Three British pale­on­tol­o­gists recent­ly report­ed in Nature the radio­car­bon ages for sev­er­al Irish elk skele­tons from the Isle of Man in the Irish Sea between Britain and Ire­land. Their spec­i­mens date from about 9,000 years ago, a good mil­len­ni­um-and-a-half lat­er than pre­vi­ous­ly mea­sured dates in Ire­land, and a thou­sand years after the Isle of Man became iso­lat­ed from Britain and Ire­land by ris­ing seas.

This would sug­gest hunt­ing rather than chang­ing cli­mate as the cause of extinc­tion, but the British researchers are prop­er­ly cau­tious about draw­ing def­i­nite conclusions.
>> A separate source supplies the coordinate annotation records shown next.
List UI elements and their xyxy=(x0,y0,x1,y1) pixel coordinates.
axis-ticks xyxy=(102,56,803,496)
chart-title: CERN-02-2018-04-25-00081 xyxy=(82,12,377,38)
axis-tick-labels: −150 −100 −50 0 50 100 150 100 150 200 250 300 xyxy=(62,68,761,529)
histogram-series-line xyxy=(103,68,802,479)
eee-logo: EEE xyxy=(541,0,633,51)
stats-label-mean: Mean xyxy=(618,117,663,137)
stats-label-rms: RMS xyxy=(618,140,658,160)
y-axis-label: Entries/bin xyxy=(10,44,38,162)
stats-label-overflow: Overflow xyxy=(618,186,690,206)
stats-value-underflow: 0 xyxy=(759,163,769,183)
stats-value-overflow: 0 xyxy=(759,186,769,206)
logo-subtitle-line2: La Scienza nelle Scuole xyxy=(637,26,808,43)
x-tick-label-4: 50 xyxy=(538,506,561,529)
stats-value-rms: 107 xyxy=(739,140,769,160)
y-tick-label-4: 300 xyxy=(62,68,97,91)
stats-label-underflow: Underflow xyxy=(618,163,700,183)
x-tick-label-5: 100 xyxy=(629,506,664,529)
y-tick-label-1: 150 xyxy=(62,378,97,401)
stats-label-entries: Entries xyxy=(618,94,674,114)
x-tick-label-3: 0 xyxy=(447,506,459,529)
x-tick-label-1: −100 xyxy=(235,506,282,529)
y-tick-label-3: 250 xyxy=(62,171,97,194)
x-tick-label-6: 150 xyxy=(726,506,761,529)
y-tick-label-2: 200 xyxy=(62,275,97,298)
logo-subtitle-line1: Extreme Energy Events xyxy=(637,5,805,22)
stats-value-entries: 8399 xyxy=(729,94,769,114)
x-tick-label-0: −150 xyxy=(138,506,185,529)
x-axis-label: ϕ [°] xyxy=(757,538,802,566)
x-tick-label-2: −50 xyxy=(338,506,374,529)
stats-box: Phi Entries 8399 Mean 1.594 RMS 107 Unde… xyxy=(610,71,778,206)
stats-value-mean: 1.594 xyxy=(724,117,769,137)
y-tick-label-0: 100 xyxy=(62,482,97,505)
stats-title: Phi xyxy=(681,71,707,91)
What­ev­er the rea­son for the extinc­tion, Irish peo­ple are grate­ful for the demise of big-horned elk from the bogs. This is a land of diminu­tive fau­na. Field mouse. Pygmy shrew. Stoat. Fox. Hedge­hog. Bad­ger. Not much here to excite big-eyed awe. No broad-shoul­dered, he-man mam­mals in Ire­land. No girth and brawn.

But look at the horns on that crea­ture in the bogs. That swag­ger­ing, stag­ger­ing, prodi­gious­ly-antlered cock-of-the-walk — the great Irish elk.